The link between the hack and fraud

The near-simultaneous creation of the $Ramaphosa token and the Parliament social media hack suggests a well-planned financial fraud operation. Blockchain analysis reveals the token was minted just hours before the breach, with proceeds quickly funnelled into crypto gambling platforms.

The timing of the token’s creation and the hacking of Parliament’s social media accounts suggests a deliberate connection. Parliament’s credibility was likely exploited to promote the scam, with attackers using the breach as a vehicle to enhance the legitimacy of their fraudulent token. The hack itself may have been financially motivated, with attackers gaining access to official platforms solely to execute the fraud.

Next steps

The confirmation from Parliamentary spokesperson Moloto Mothapo that the compromise occurred through one of Parliament’s YouTube channels indicates that the attack was likely one of social engineering, with an attacker gaining access to details via a social contact or even poor account security such as weak passwords or a lack of two-factor-authentication.

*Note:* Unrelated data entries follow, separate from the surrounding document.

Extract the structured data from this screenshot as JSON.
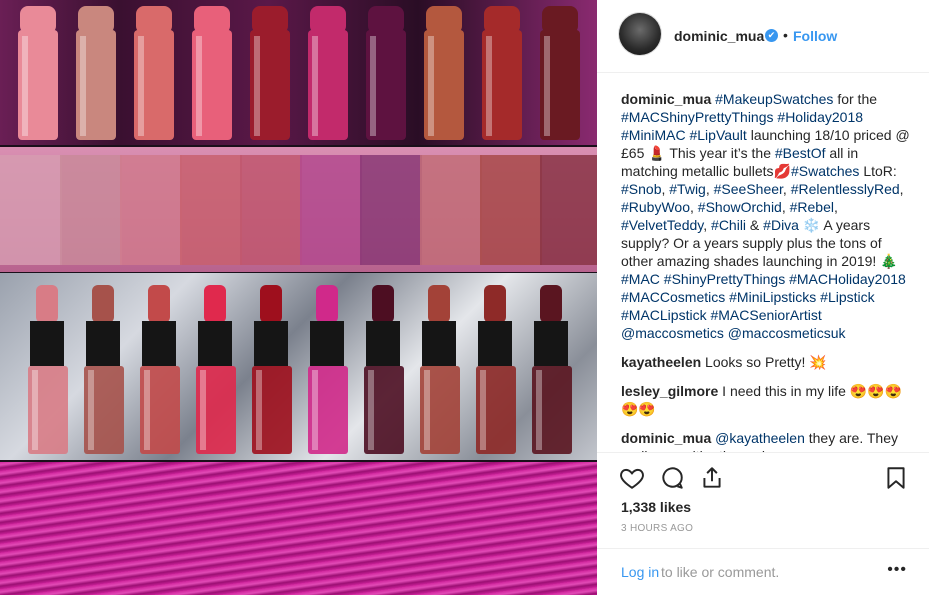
{
  "post": {
    "username": "dominic_mua",
    "follow_label": "Follow",
    "dot": "•",
    "verified_glyph": "✔"
  },
  "comments": [
    {
      "user": "dominic_mua",
      "parts": [
        {
          "t": "tag",
          "v": "#MakeupSwatches"
        },
        {
          "t": "text",
          "v": " for the "
        },
        {
          "t": "tag",
          "v": "#MACShinyPrettyThings"
        },
        {
          "t": "text",
          "v": " "
        },
        {
          "t": "tag",
          "v": "#Holiday2018"
        },
        {
          "t": "text",
          "v": " "
        },
        {
          "t": "tag",
          "v": "#MiniMAC"
        },
        {
          "t": "text",
          "v": " "
        },
        {
          "t": "tag",
          "v": "#LipVault"
        },
        {
          "t": "text",
          "v": " launching 18/10 priced @ £65 💄 This year it’s the "
        },
        {
          "t": "tag",
          "v": "#BestOf"
        },
        {
          "t": "text",
          "v": " all in matching metallic bullets💋"
        },
        {
          "t": "tag",
          "v": "#Swatches"
        },
        {
          "t": "text",
          "v": " LtoR: "
        },
        {
          "t": "tag",
          "v": "#Snob"
        },
        {
          "t": "text",
          "v": ", "
        },
        {
          "t": "tag",
          "v": "#Twig"
        },
        {
          "t": "text",
          "v": ", "
        },
        {
          "t": "tag",
          "v": "#SeeSheer"
        },
        {
          "t": "text",
          "v": ", "
        },
        {
          "t": "tag",
          "v": "#RelentlesslyRed"
        },
        {
          "t": "text",
          "v": ", "
        },
        {
          "t": "tag",
          "v": "#RubyWoo"
        },
        {
          "t": "text",
          "v": ", "
        },
        {
          "t": "tag",
          "v": "#ShowOrchid"
        },
        {
          "t": "text",
          "v": ", "
        },
        {
          "t": "tag",
          "v": "#Rebel"
        },
        {
          "t": "text",
          "v": ", "
        },
        {
          "t": "tag",
          "v": "#VelvetTeddy"
        },
        {
          "t": "text",
          "v": ", "
        },
        {
          "t": "tag",
          "v": "#Chili"
        },
        {
          "t": "text",
          "v": " & "
        },
        {
          "t": "tag",
          "v": "#Diva"
        },
        {
          "t": "text",
          "v": " ❄️ A years supply? Or a years supply plus the tons of other amazing shades launching in 2019! 🎄"
        },
        {
          "t": "tag",
          "v": "#MAC"
        },
        {
          "t": "text",
          "v": " "
        },
        {
          "t": "tag",
          "v": "#ShinyPrettyThings"
        },
        {
          "t": "text",
          "v": " "
        },
        {
          "t": "tag",
          "v": "#MACHoliday2018"
        },
        {
          "t": "text",
          "v": " "
        },
        {
          "t": "tag",
          "v": "#MACCosmetics"
        },
        {
          "t": "text",
          "v": " "
        },
        {
          "t": "tag",
          "v": "#MiniLipsticks"
        },
        {
          "t": "text",
          "v": " "
        },
        {
          "t": "tag",
          "v": "#Lipstick"
        },
        {
          "t": "text",
          "v": " "
        },
        {
          "t": "tag",
          "v": "#MACLipstick"
        },
        {
          "t": "text",
          "v": " "
        },
        {
          "t": "tag",
          "v": "#MACSeniorArtist"
        },
        {
          "t": "text",
          "v": " "
        },
        {
          "t": "tag",
          "v": "@maccosmetics"
        },
        {
          "t": "text",
          "v": " "
        },
        {
          "t": "tag",
          "v": "@maccosmeticsuk"
        }
      ]
    },
    {
      "user": "kayatheelen",
      "parts": [
        {
          "t": "text",
          "v": " Looks so Pretty! 💥"
        }
      ]
    },
    {
      "user": "lesley_gilmore",
      "parts": [
        {
          "t": "text",
          "v": " I need this in my life 😍😍😍😍😍"
        }
      ]
    },
    {
      "user": "dominic_mua",
      "parts": [
        {
          "t": "tag",
          "v": " @kayatheelen"
        },
        {
          "t": "text",
          "v": " they are. They really are with other colors"
        }
      ]
    }
  ],
  "engagement": {
    "likes": "1,338 likes",
    "time": "3 HOURS AGO"
  },
  "footer": {
    "login_label": "Log in",
    "login_rest": "to like or comment.",
    "more_glyph": "•••"
  },
  "photo": {
    "lipstick_colors_top": [
      "#e98a98",
      "#c9877e",
      "#d96a6a",
      "#e8607a",
      "#9b1c2c",
      "#c22a6b",
      "#5e1240",
      "#b4583e",
      "#a52a2a",
      "#6a1a22"
    ],
    "swatch_colors": [
      "#d69bb0",
      "#c98a9a",
      "#d07a8d",
      "#c8606e",
      "#c0576f",
      "#b34a8e",
      "#8a3a75",
      "#c26d78",
      "#a84a4a",
      "#8a3546"
    ],
    "mini_colors": [
      "#d87c86",
      "#a6524b",
      "#c24a4a",
      "#e0294d",
      "#9e0f1d",
      "#d0298a",
      "#4d0e22",
      "#a34238",
      "#8e2a28",
      "#5a1520"
    ]
  }
}
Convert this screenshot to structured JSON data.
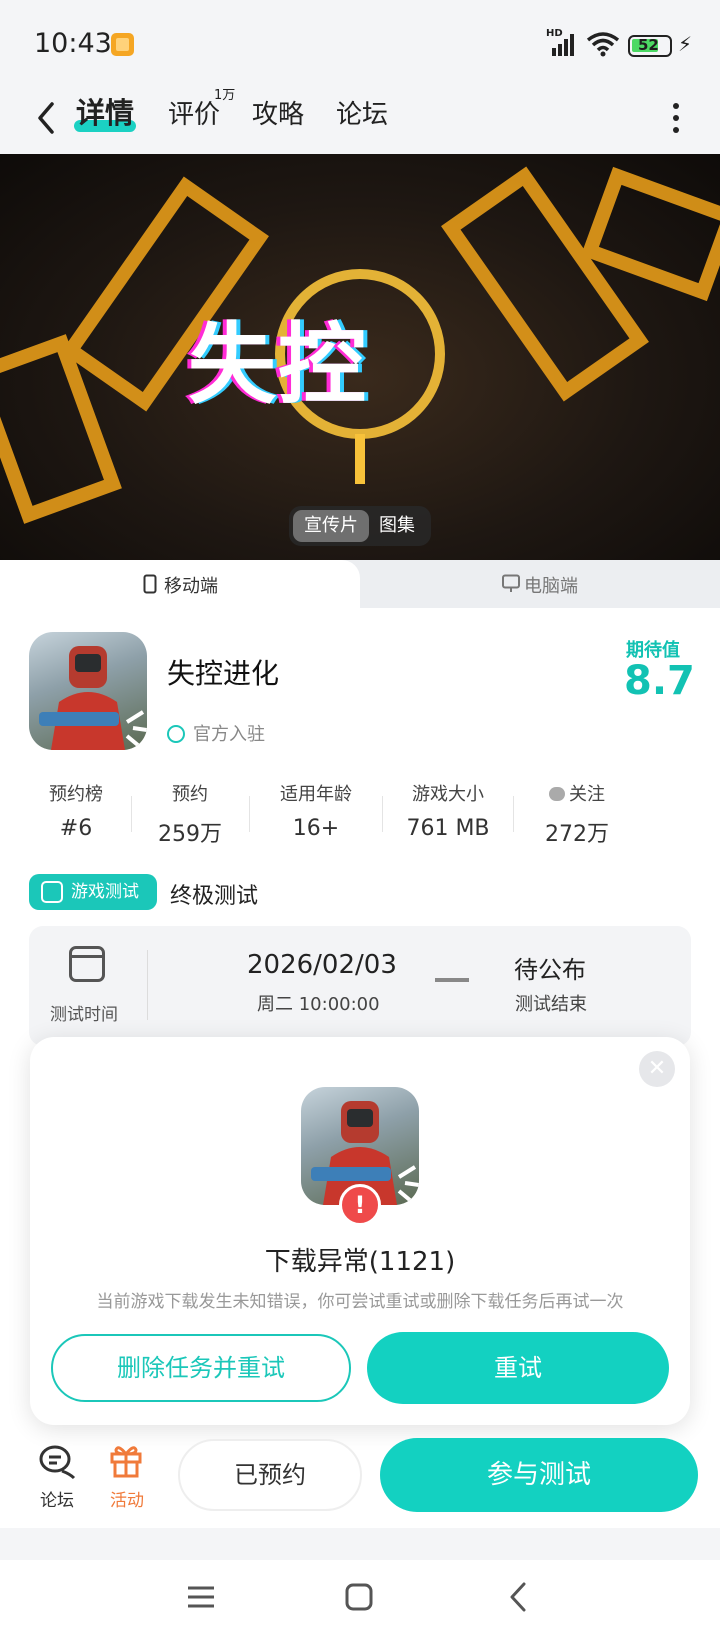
{
  "status_bar": {
    "time": "10:43",
    "network": "HD",
    "battery": "52"
  },
  "nav": {
    "tabs": [
      {
        "label": "详情",
        "active": true
      },
      {
        "label": "评价",
        "badge": "1万"
      },
      {
        "label": "攻略"
      },
      {
        "label": "论坛"
      }
    ]
  },
  "banner": {
    "title": "失控",
    "toggle": {
      "video": "宣传片",
      "gallery": "图集"
    }
  },
  "platform_tabs": {
    "mobile": "移动端",
    "pc": "电脑端"
  },
  "game": {
    "name": "失控进化",
    "official": "官方入驻",
    "expectation_label": "期待值",
    "expectation_value": "8.7"
  },
  "stats": [
    {
      "label": "预约榜",
      "value": "#6"
    },
    {
      "label": "预约",
      "value": "259万"
    },
    {
      "label": "适用年龄",
      "value": "16+"
    },
    {
      "label": "游戏大小",
      "value": "761 MB"
    },
    {
      "label": "关注",
      "value": "272万"
    }
  ],
  "test": {
    "badge": "游戏测试",
    "name": "终极测试",
    "time_label": "测试时间",
    "start_date": "2026/02/03",
    "start_time": "周二  10:00:00",
    "end_date": "待公布",
    "end_label": "测试结束"
  },
  "dialog": {
    "title": "下载异常(1121)",
    "message": "当前游戏下载发生未知错误，你可尝试重试或删除下载任务后再试一次",
    "delete_retry": "删除任务并重试",
    "retry": "重试"
  },
  "bottom": {
    "forum": "论坛",
    "activity": "活动",
    "reserved": "已预约",
    "join": "参与测试"
  },
  "colors": {
    "accent": "#13d1c1",
    "error": "#ef4a4a",
    "activity": "#f07a3a"
  }
}
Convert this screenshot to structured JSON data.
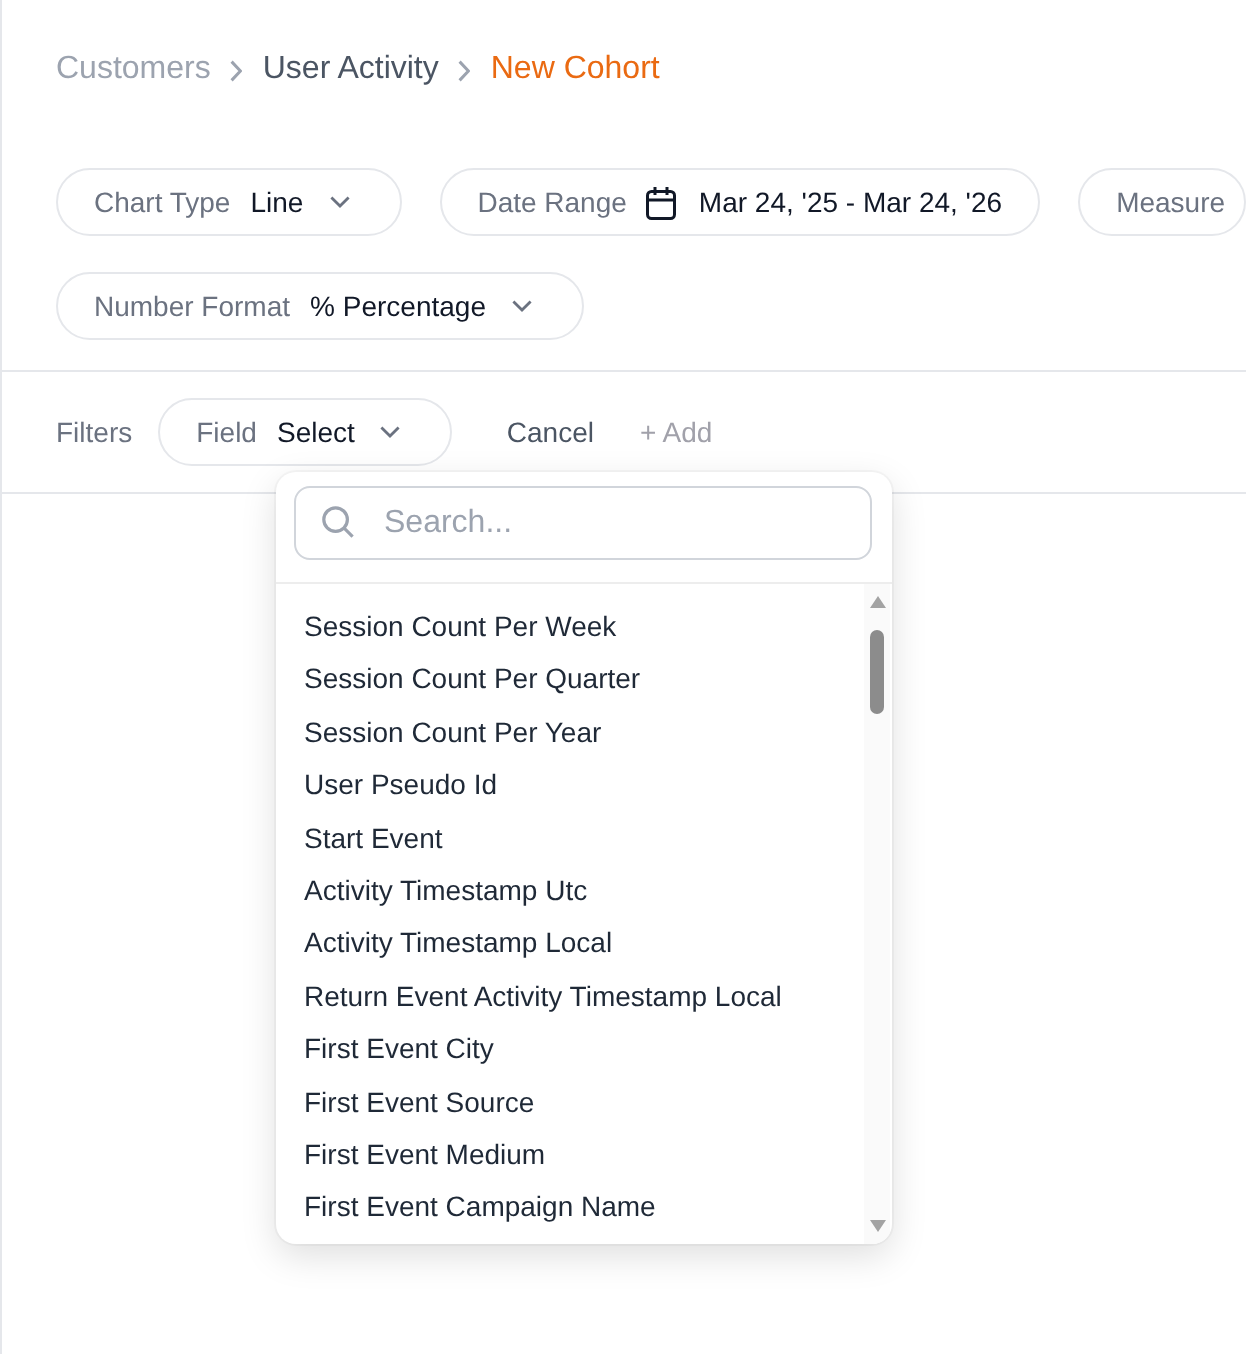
{
  "breadcrumb": [
    {
      "label": "Customers",
      "kind": "muted"
    },
    {
      "label": "User Activity",
      "kind": "link"
    },
    {
      "label": "New Cohort",
      "kind": "current"
    }
  ],
  "control_rows": [
    [
      {
        "label": "Chart Type",
        "value": "Line",
        "kind": "select"
      },
      {
        "label": "Date Range",
        "value": "Mar 24, '25 - Mar 24, '26",
        "kind": "date"
      },
      {
        "label": "Measure",
        "kind": "select"
      }
    ],
    [
      {
        "label": "Number Format",
        "value": "% Percentage",
        "kind": "select"
      }
    ]
  ],
  "filters": {
    "label": "Filters",
    "field": {
      "label": "Field",
      "value": "Select",
      "kind": "select"
    },
    "cancel": {
      "label": "Cancel"
    },
    "add": {
      "label": "+ Add",
      "disabled": true
    }
  },
  "field_dropdown": {
    "search": {
      "placeholder": "Search..."
    },
    "options": [
      "Session Count Per Week",
      "Session Count Per Quarter",
      "Session Count Per Year",
      "User Pseudo Id",
      "Start Event",
      "Activity Timestamp Utc",
      "Activity Timestamp Local",
      "Return Event Activity Timestamp Local",
      "First Event City",
      "First Event Source",
      "First Event Medium",
      "First Event Campaign Name"
    ]
  }
}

Parliament has committed to implementing additional security measures to prevent future breaches.

Public awareness and caution

Cryptocurrency scams are increasingly using political figures and institutions to create a false sense of legitimacy – given the proliferation of cryptocurrency advocacy, particularly by public figures in the United States, the rate at which such cryptocurrency scams has increased is high.

This incident highlights the ongoing risks posed by financial fraud in the digital age, as well as the vulnerability of the South African government’s accounts and possibly weak security practices.

As investigations continue, it will be critical to assess how Parliament’s security infrastructure was compromised and what measures can be taken to prevent similar breaches in the future. DM.